Hot Chocolate

Really just the pulverized, roasted and melted-down by-product of the humble cacao bean, it's when blended with mounds of butter and sugar that chocolate takes on that glorious, sexy sheen. And that's where the trouble begins--just ask the people who make it.

"It is one of the four main food groups," swears Boulder restaurateur and caterer Peggy Bittner.

In fact, chocolate will be practically the only food group this Friday at the annual Chocolate Lovers' Fling in Boulder, a combined chocolate tasting, competition and auction that raises funds for Boulder County Safehouse.

Several of the area's best professional and amateur chocolatiers will be whipping up their most decadent inventions to date for the Fling. Contest coordinator Connie Dollaghan says she's seen everything from chocolate castles to chocolate swans over the years. Last year's professional trophy went to a gigantic white-chocolate pig fashioned by chef Randy King of Trios.

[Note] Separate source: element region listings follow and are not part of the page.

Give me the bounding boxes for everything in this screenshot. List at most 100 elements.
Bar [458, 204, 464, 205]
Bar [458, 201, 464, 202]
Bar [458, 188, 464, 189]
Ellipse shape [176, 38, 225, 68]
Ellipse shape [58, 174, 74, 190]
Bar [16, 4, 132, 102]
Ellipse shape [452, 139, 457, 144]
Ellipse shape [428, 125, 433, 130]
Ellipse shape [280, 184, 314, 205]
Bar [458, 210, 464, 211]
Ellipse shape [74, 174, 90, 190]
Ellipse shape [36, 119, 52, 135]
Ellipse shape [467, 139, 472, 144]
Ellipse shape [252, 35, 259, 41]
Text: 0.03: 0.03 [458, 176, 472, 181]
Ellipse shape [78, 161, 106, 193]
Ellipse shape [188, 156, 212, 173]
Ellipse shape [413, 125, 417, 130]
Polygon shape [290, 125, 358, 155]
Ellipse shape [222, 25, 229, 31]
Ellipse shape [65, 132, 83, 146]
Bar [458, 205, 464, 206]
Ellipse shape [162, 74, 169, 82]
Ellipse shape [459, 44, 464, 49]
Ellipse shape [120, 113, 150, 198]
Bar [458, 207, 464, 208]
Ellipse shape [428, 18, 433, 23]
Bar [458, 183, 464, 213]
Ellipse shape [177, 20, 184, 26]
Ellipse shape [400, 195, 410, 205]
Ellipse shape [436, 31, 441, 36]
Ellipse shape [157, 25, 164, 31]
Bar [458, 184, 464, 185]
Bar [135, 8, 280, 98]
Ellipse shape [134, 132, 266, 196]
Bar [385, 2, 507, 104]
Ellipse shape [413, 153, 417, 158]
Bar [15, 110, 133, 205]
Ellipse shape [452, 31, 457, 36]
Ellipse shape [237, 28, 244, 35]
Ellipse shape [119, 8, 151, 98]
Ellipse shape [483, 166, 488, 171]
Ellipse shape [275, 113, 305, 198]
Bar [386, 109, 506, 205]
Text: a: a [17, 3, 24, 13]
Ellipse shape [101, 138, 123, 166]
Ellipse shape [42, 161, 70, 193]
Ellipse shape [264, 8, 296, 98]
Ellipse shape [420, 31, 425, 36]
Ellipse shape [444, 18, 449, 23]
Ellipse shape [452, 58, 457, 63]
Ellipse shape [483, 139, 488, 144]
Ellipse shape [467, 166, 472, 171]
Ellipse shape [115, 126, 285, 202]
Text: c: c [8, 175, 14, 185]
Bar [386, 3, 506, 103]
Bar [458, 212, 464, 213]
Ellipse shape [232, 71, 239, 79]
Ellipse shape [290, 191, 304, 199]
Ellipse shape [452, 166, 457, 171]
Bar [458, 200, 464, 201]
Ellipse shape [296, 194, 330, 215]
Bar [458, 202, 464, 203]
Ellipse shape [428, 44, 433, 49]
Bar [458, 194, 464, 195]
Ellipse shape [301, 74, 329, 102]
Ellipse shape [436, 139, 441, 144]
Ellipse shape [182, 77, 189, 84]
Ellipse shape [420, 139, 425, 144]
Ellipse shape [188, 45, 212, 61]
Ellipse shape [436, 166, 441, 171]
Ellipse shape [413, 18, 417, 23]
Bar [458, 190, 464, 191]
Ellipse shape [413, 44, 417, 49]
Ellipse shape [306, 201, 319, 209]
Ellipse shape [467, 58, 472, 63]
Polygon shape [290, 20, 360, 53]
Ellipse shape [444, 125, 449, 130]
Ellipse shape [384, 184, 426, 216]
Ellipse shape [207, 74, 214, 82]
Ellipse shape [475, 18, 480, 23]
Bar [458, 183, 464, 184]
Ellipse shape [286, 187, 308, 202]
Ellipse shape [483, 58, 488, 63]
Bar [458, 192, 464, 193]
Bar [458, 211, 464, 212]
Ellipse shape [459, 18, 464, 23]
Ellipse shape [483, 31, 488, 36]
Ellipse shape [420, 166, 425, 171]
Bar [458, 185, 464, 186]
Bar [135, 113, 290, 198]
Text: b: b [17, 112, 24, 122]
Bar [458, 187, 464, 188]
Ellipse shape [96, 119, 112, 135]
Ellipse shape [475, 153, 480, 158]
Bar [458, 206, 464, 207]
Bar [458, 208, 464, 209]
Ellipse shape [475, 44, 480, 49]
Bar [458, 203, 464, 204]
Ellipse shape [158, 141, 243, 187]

There's something about this stuff, isn't there? Let the chocolatiers try to explain it:

"It's a comfort food," says Bittner, who has been creating chocolate concoctions for the Fling for years. "Chocolate appeals to all the senses. A nice ganache torte tastes good, it looks good--it just makes you feel good."

"I love chocolate," sighs pastry chef Melonie Fusilier of A Taste of Heaven. Watch out--she's starting to muse: "More than anything, it hits all your senses in so many different ways--the smell, the flavor, the taste."

And this love never diminishes. "They laugh at me in the kitchen," Fusilier says, "because even though I've had the same thing so many times, I still say, 'Oh, that's wonderful. Oh, that's so-o-o good.'"

Like most other chocolate artists, she cites the legendary aphrodisiac quality of chocolate as one of its greatest charms.

"It's like a gift of something decadent, of lavishness," she says. "That's what chocolate is--a gift that says 'I love you so much I lavish this on you.'"

Fusilier seems to favor big, chaotic, sinful desserts that practically melt on the platter, but she won't divulge what she plans to enter in this year's Fling: "My staff said, 'Don't you dare tell!'"

Newcomer Mary Powell, a self-taught artist-turned-confectioner who says her entry into the chocolate business was a fluke, runs a wholesale business, Blue Chocolate, with partner James Osborne. They specialize in non-traditional, handmade, sculptural works that are not only beautiful and delicious but also provide an outlet for her art-schooled talents.

"I use chocolate like paint," says Powell, "making filigree or lace designs using white, milk and dark tones." She then finishes off her hand-dipped, individually formed creations with personal touches such as hand-drawn cards and sugared edible flowers.

How does Powell explain chocolate? She thinks people are drawn in by a certain mystique and romance, but she also grants that it's partly chemical. "It reacts with people's minds," she says.

Powell swears that she's not an addict, but she's seen plenty of them, like "the woman with chocolate oozing down her chin" at one tasting event.

After all, the stuff is not only addictive, it's destined to disappear.
As a painter, Powell says, "the hard part is to see it being eaten."